Maybe if I add the hypotesys $u\in L^{\infty}$ I could conclude?
Thanks for any help.
 A: The presence of $\xi$ helps only by reducing the region of integration to a compact subset of $\Omega$. The question is equivalent to asking whether $u^{\beta-p+1}\in W^{1,p}$ locally. 
When $p>n$ we are in good shape. Indeed, $u$ has a continuous representative by the Morrey-Sobolev embedding which means that it is locally bounded away from both $0$ and $\infty$. The function $\phi(t)=t^{\beta-p+1}$ is Lipschitz on any interval $[\alpha,\beta]$ with $0<\alpha<\beta<\infty$. It is a standard fact that composition with a Lipschitz function preserves Sobolev spaces of first order.
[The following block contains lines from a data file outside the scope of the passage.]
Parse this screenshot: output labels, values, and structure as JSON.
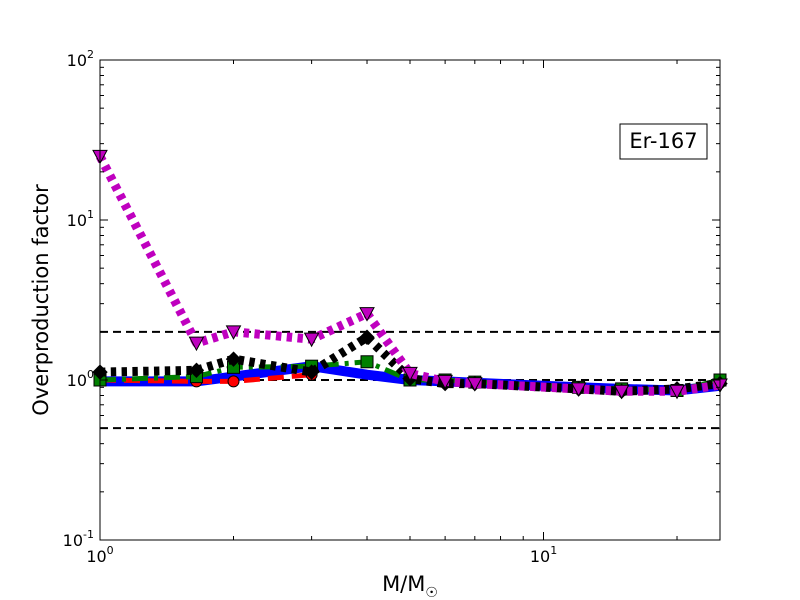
{
  "chart_data": {
    "type": "line",
    "xlabel": "M/M",
    "xlabel_subscript": "☉",
    "ylabel": "Overproduction factor",
    "annotation": "Er-167",
    "xscale": "log",
    "yscale": "log",
    "xlim": [
      1,
      25
    ],
    "ylim": [
      0.1,
      100
    ],
    "x_ticks": [
      {
        "value": 1,
        "base": "10",
        "exp": "0"
      },
      {
        "value": 10,
        "base": "10",
        "exp": "1"
      }
    ],
    "y_ticks": [
      {
        "value": 0.1,
        "base": "10",
        "exp": "-1"
      },
      {
        "value": 1,
        "base": "10",
        "exp": "0"
      },
      {
        "value": 10,
        "base": "10",
        "exp": "1"
      },
      {
        "value": 100,
        "base": "10",
        "exp": "2"
      }
    ],
    "reference_lines": [
      0.5,
      1,
      2
    ],
    "series": [
      {
        "color": "#0000ff",
        "marker": "none",
        "dash": "solid",
        "width": 10,
        "x": [
          1,
          1.65,
          2,
          3,
          4,
          5,
          6,
          7,
          12,
          15,
          20,
          25
        ],
        "y": [
          0.98,
          0.98,
          1.05,
          1.22,
          1.08,
          1.0,
          0.98,
          0.96,
          0.9,
          0.88,
          0.86,
          0.92
        ]
      },
      {
        "color": "#ff0000",
        "marker": "circle",
        "dash": "dashed",
        "width": 5,
        "x": [
          1,
          1.65,
          2,
          3
        ],
        "y": [
          1.0,
          0.98,
          0.98,
          1.08
        ]
      },
      {
        "color": "#008000",
        "marker": "square",
        "dash": "dashdot",
        "width": 5,
        "x": [
          1,
          1.65,
          2,
          3,
          4,
          5,
          6,
          7,
          12,
          15,
          20,
          25
        ],
        "y": [
          1.0,
          1.05,
          1.2,
          1.22,
          1.3,
          1.0,
          1.0,
          0.97,
          0.9,
          0.88,
          0.86,
          1.0
        ]
      },
      {
        "color": "#000000",
        "marker": "diamond",
        "dash": "dotted",
        "width": 9,
        "x": [
          1,
          1.65,
          2,
          3,
          4,
          5,
          6,
          7,
          12,
          15,
          20,
          25
        ],
        "y": [
          1.12,
          1.15,
          1.35,
          1.12,
          1.85,
          1.02,
          0.95,
          0.95,
          0.88,
          0.85,
          0.88,
          0.95
        ]
      },
      {
        "color": "#bf00bf",
        "marker": "triangle-down",
        "dash": "dotted",
        "width": 9,
        "x": [
          1,
          1.65,
          2,
          3,
          4,
          5,
          6,
          7,
          12,
          15,
          20,
          25
        ],
        "y": [
          25,
          1.7,
          2.0,
          1.8,
          2.6,
          1.1,
          0.98,
          0.95,
          0.88,
          0.85,
          0.85,
          0.93
        ]
      }
    ]
  }
}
Thus, $\phi\circ u\in W^{1,p}$ locally. 
The assumption $p>n$ was needed only to have two-sided bounds on $u$. If you are willing to impose such bounds artificially, then any $p\ge 1$ works. Otherwise there are counterexamples. Indeed, $u(x)=|x|^r$ belongs to $W^{1,p}$ in a neighborhood of origin exactly when $p(r-1)>-n$, equivalently $pr>p-n$. If $p<n$, this may hold with negative $r$, but then raising $u$ to a sufficiently high power breaks the inequality.